Showing posts with label American College of Cardiology. Show all posts
Showing posts with label American College of Cardiology. Show all posts

Friday, April 16, 2010

Medtronic Remote Monitoring Study: CONNECT

At the American College of Cardiology 59th annual conference George H. Crossley, MD presented evidence that cardiac patient from remote monitoring (one scheduled in-office visit per year with remote monitoring) verses standard in-office care (four in-office visits per year) cuts the time between the time a cardiac or device related event occurs and when a treatment decision is made.

The title of the study: "The clinical evaluation of the remote notification to reduce time to clinical decision (CONNECT) Trial: The value of remote monitoring."

I present a summary of the method and the results of the study gleaned from the slides presented by Dr.
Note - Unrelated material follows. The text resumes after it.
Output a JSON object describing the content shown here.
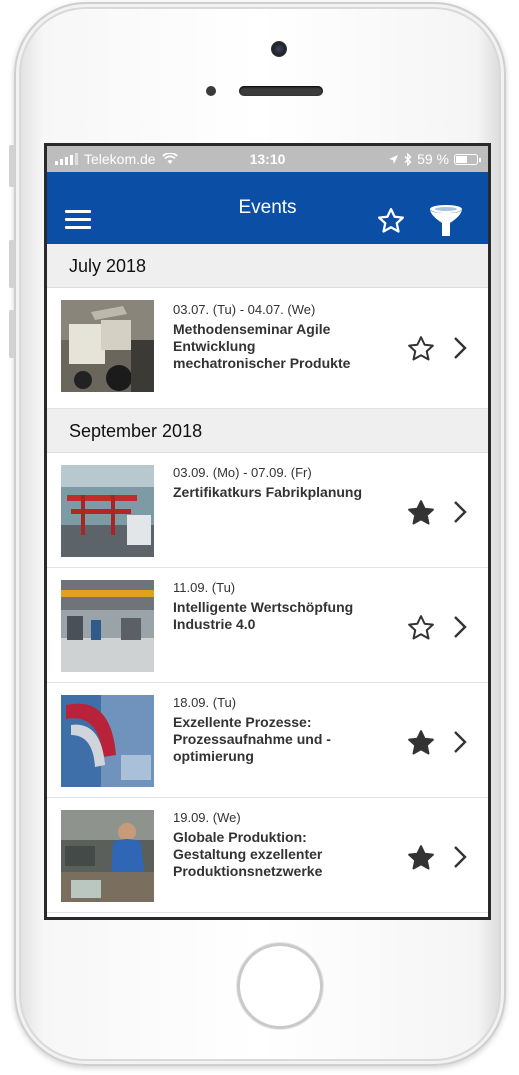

Crossley at the conference.

Hypothesis

Tested hypothesis: Remote monitoring with automatic clinician notifications reduces the time from a cardiac or device event to a clinical decision.

Additionally investigated were rates utilization of the health care system including hospitalization and between treatment groups.

Method

Study participants:  1997 newly implanted CRT-D and DR-ICD patients from 136 US centers were randomly assigned to one of two groups. The first group had 1014 patients assigned to the remotely monitored group and the second had 983 patients assigned to the standard in-office care group. The patients were reasonably well matched for age and gender characteristics.  (A procedure similar to the Biotronik TRUST studies.)
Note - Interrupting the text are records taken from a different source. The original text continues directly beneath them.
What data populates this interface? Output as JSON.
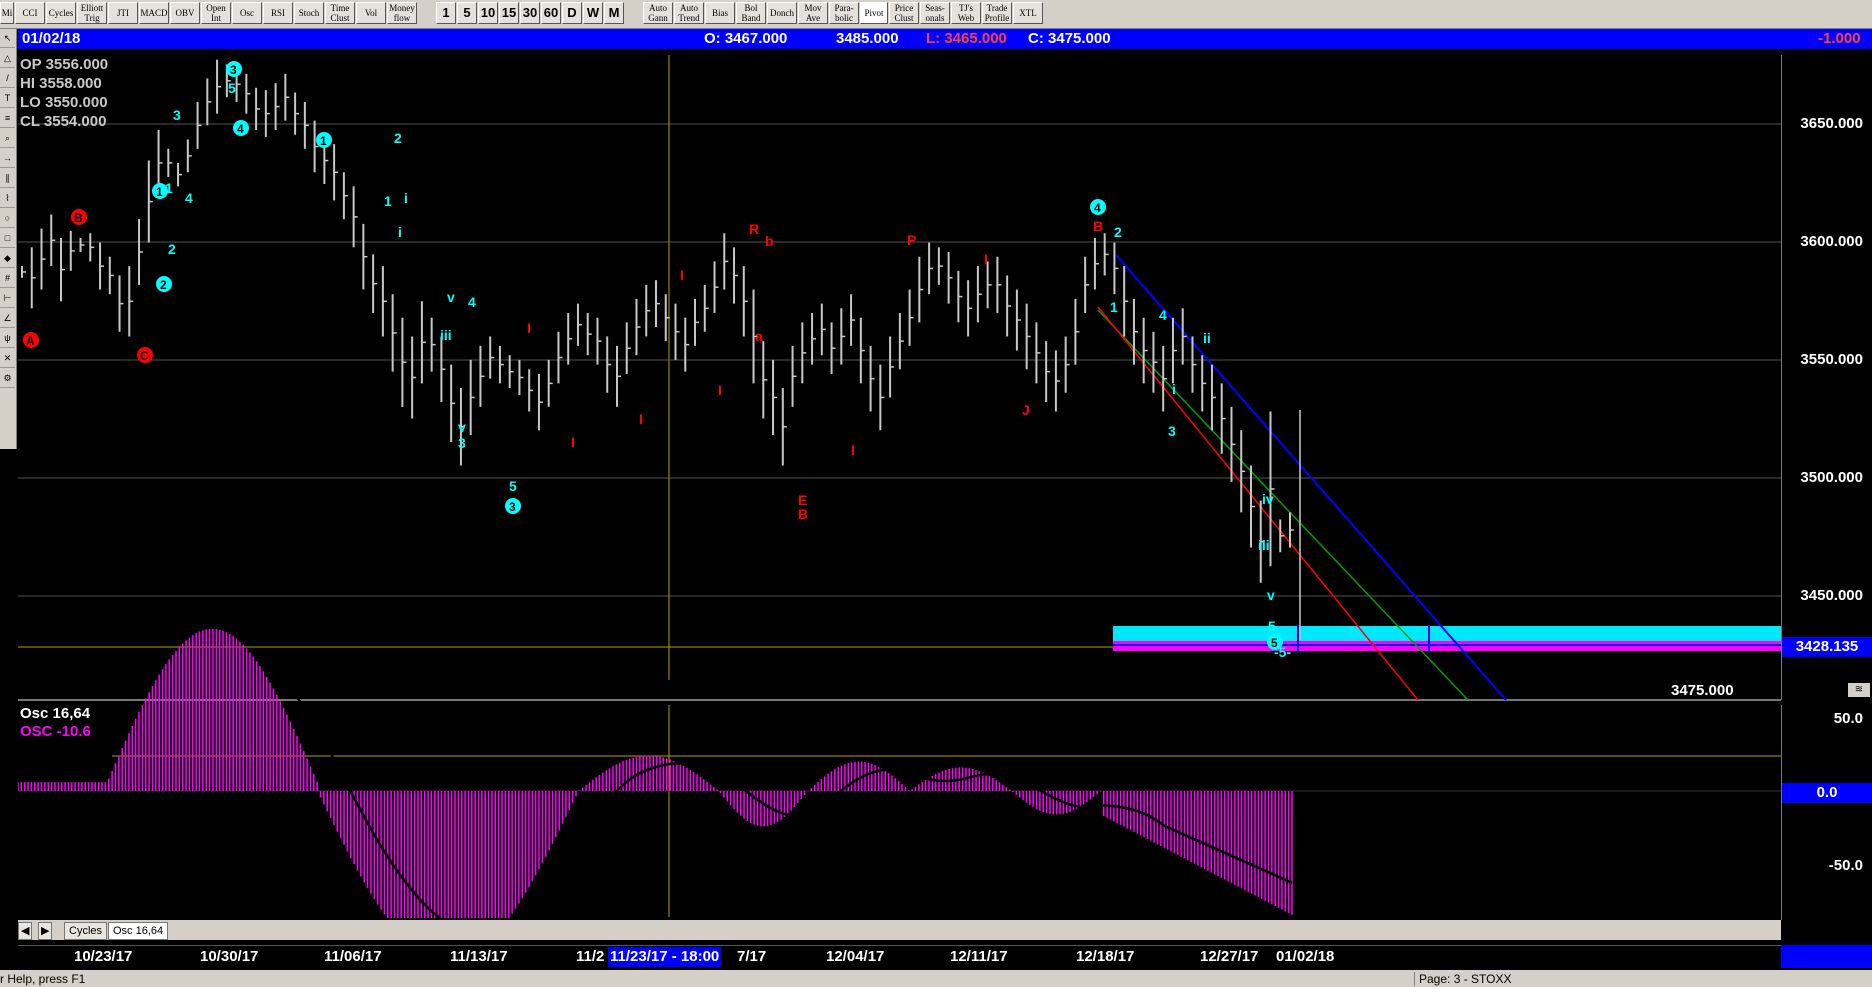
{
  "toolbar": {
    "buttons": [
      "Mi",
      "CCI",
      "Cycles",
      "Elliott\nTrig",
      "JTI",
      "MACD",
      "OBV",
      "Open\nInt",
      "Osc",
      "RSI",
      "Stoch",
      "Time\nClust",
      "Vol",
      "Money\nflow"
    ],
    "periods": [
      "1",
      "5",
      "10",
      "15",
      "30",
      "60",
      "D",
      "W",
      "M"
    ],
    "tools": [
      "Auto\nGann",
      "Auto\nTrend",
      "Bias",
      "Bol\nBand",
      "Donch",
      "Mov\nAve",
      "Para-\nbolic",
      "Pivot",
      "Price\nClust",
      "Seas-\nonals",
      "TJ's\nWeb",
      "Trade\nProfile",
      "XTL"
    ]
  },
  "infobar": {
    "date": "01/02/18",
    "open": "O: 3467.000",
    "high": "3485.000",
    "low": "L: 3465.000",
    "close": "C: 3475.000",
    "change": "-1.000"
  },
  "ohlc": {
    "op": "OP  3556.000",
    "hi": "HI   3558.000",
    "lo": "LO  3550.000",
    "cl": "CL  3554.000"
  },
  "price_axis": {
    "labels": [
      "3650.000",
      "3600.000",
      "3550.000",
      "3500.000",
      "3450.000"
    ],
    "current": "3428.135",
    "cursor_value": "3475.000"
  },
  "oscillator": {
    "name": "Osc 16,64",
    "value_label": "OSC -10.6",
    "axis_labels": [
      "50.0",
      "0.0",
      "-50.0"
    ]
  },
  "tabs": [
    "Cycles",
    "Osc 16,64"
  ],
  "date_axis": {
    "labels": [
      "10/23/17",
      "10/30/17",
      "11/06/17",
      "11/13/17",
      "11/2",
      "7/17",
      "12/04/17",
      "12/11/17",
      "12/18/17",
      "12/27/17",
      "01/02/18"
    ],
    "cursor": "11/23/17 - 18:00"
  },
  "status": {
    "left": "r Help, press F1",
    "right": "Page: 3 - STOXX"
  },
  "colors": {
    "infobar": "#0000ff",
    "bars": "#c8c8c8",
    "osc": "#ff00ff",
    "wave_cyan": "#00ffff",
    "wave_red": "#ff0000"
  },
  "chart_data": {
    "type": "bar",
    "symbol": "STOXX",
    "ylim": [
      3405,
      3680
    ],
    "candles": [
      [
        3585,
        3590
      ],
      [
        3572,
        3598
      ],
      [
        3580,
        3606
      ],
      [
        3590,
        3612
      ],
      [
        3575,
        3602
      ],
      [
        3588,
        3605
      ],
      [
        3596,
        3602
      ],
      [
        3592,
        3604
      ],
      [
        3580,
        3600
      ],
      [
        3578,
        3594
      ],
      [
        3562,
        3586
      ],
      [
        3560,
        3590
      ],
      [
        3582,
        3610
      ],
      [
        3600,
        3635
      ],
      [
        3620,
        3648
      ],
      [
        3628,
        3640
      ],
      [
        3624,
        3634
      ],
      [
        3630,
        3644
      ],
      [
        3640,
        3660
      ],
      [
        3650,
        3670
      ],
      [
        3655,
        3678
      ],
      [
        3662,
        3676
      ],
      [
        3660,
        3675
      ],
      [
        3655,
        3672
      ],
      [
        3648,
        3666
      ],
      [
        3645,
        3665
      ],
      [
        3648,
        3668
      ],
      [
        3652,
        3672
      ],
      [
        3646,
        3664
      ],
      [
        3640,
        3660
      ],
      [
        3630,
        3652
      ],
      [
        3625,
        3645
      ],
      [
        3618,
        3642
      ],
      [
        3610,
        3630
      ],
      [
        3598,
        3624
      ],
      [
        3580,
        3608
      ],
      [
        3570,
        3595
      ],
      [
        3560,
        3590
      ],
      [
        3545,
        3578
      ],
      [
        3530,
        3568
      ],
      [
        3525,
        3560
      ],
      [
        3540,
        3575
      ],
      [
        3545,
        3568
      ],
      [
        3532,
        3560
      ],
      [
        3515,
        3548
      ],
      [
        3505,
        3538
      ],
      [
        3518,
        3550
      ],
      [
        3530,
        3556
      ],
      [
        3542,
        3560
      ],
      [
        3540,
        3556
      ],
      [
        3538,
        3552
      ],
      [
        3535,
        3550
      ],
      [
        3528,
        3546
      ],
      [
        3520,
        3544
      ],
      [
        3530,
        3550
      ],
      [
        3540,
        3562
      ],
      [
        3548,
        3570
      ],
      [
        3556,
        3574
      ],
      [
        3552,
        3570
      ],
      [
        3548,
        3568
      ],
      [
        3536,
        3560
      ],
      [
        3530,
        3556
      ],
      [
        3544,
        3566
      ],
      [
        3552,
        3576
      ],
      [
        3560,
        3582
      ],
      [
        3564,
        3584
      ],
      [
        3558,
        3578
      ],
      [
        3550,
        3574
      ],
      [
        3545,
        3568
      ],
      [
        3556,
        3576
      ],
      [
        3562,
        3582
      ],
      [
        3570,
        3592
      ],
      [
        3580,
        3604
      ],
      [
        3574,
        3598
      ],
      [
        3560,
        3590
      ],
      [
        3540,
        3580
      ],
      [
        3525,
        3558
      ],
      [
        3518,
        3550
      ],
      [
        3505,
        3538
      ],
      [
        3530,
        3556
      ],
      [
        3540,
        3566
      ],
      [
        3548,
        3570
      ],
      [
        3552,
        3574
      ],
      [
        3544,
        3566
      ],
      [
        3548,
        3572
      ],
      [
        3556,
        3578
      ],
      [
        3540,
        3568
      ],
      [
        3528,
        3556
      ],
      [
        3520,
        3548
      ],
      [
        3534,
        3560
      ],
      [
        3546,
        3570
      ],
      [
        3556,
        3580
      ],
      [
        3566,
        3594
      ],
      [
        3578,
        3600
      ],
      [
        3582,
        3598
      ],
      [
        3574,
        3596
      ],
      [
        3566,
        3588
      ],
      [
        3560,
        3584
      ],
      [
        3566,
        3590
      ],
      [
        3572,
        3592
      ],
      [
        3570,
        3594
      ],
      [
        3560,
        3586
      ],
      [
        3554,
        3580
      ],
      [
        3546,
        3574
      ],
      [
        3540,
        3566
      ],
      [
        3532,
        3558
      ],
      [
        3528,
        3554
      ],
      [
        3536,
        3560
      ],
      [
        3548,
        3576
      ],
      [
        3570,
        3594
      ],
      [
        3580,
        3602
      ],
      [
        3586,
        3604
      ],
      [
        3578,
        3600
      ],
      [
        3560,
        3590
      ],
      [
        3548,
        3576
      ],
      [
        3540,
        3568
      ],
      [
        3536,
        3562
      ],
      [
        3528,
        3556
      ],
      [
        3540,
        3568
      ],
      [
        3548,
        3572
      ],
      [
        3536,
        3560
      ],
      [
        3528,
        3552
      ],
      [
        3520,
        3548
      ],
      [
        3510,
        3540
      ],
      [
        3498,
        3530
      ],
      [
        3485,
        3520
      ],
      [
        3470,
        3505
      ],
      [
        3455,
        3490
      ],
      [
        3462,
        3528
      ],
      [
        3468,
        3482
      ],
      [
        3470,
        3485
      ]
    ]
  }
}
The patients were followed for 12 months.  (On first reading, I found the the time relatively short in that I would not expect enough differentiating events would occur during that time.  However, on further reading, I believe my first impression was incorrect.)

Findings

Time from Event to Clinical Decision

The median time (used nonparametric inferential statistics for the analysis) from the cardiac or device event to clinical decision was 4.6 days in the remote group and 22 days in the in office group. This difference was significant.  The remote group involved 172 patient while the in-office group involved 145 patients.

The cardiac/device events included:
  • Atrial Tachycardia/Fibrillation (AT/AF) for 12 hours or more
  • Fast Ventricular rate. Of at least 120 beats per minute during at least a 6 hour AT/AFT event
  • At least two shocks delivered in an episode
  • Lead impedance out of range
  • All therapies in a specific zone were exhausted for an episode
  • Ventricular Fibrillation detection/therapy off
  • Low battery
Total number of events Remote group: 575 and In-office group: 391.  The slides show the breakdowns.

Office Visits

The number of office visits per patient reported are shown below.
                        Scheduled     Unscheduled      All office
Remote group:     1.68              2.24              3.92
In-office group:    4.33              1.94              6.27

The TRUST studies showed a slight increase of more unscheduled visits for the remote group. However, given the nature of the study and that remotely monitored patients would receive only one in-office visit per year, it's remarkable how similar the numbers between the two groups are.

Utilization of the Health Care System

Number of incidents where patients used the health care system show virtually no difference, hospitalization or emergency room. 

However, a remarkable difference was the significant difference in length of stay when there was a hospitalization. The remote group had a mean hospital stay of 3.3 days while the in-office group was 4.0 days with an estimated savings per hospitalization of $1659.

Conclusion

The CONNECT and (Biotronik) TRUST studies show clear benefits from a number of standpoints for remote monitoring.  In addition, the CONNECT study showed clear cost and hospital resource utilization benefits from remote monitoring in that hospitalized patients had shorter stays indicating that they were in better shape than patients in the in-office group when admitted to the hospital.  Quick responses seem to lead to better outcomes as well as cost reductions.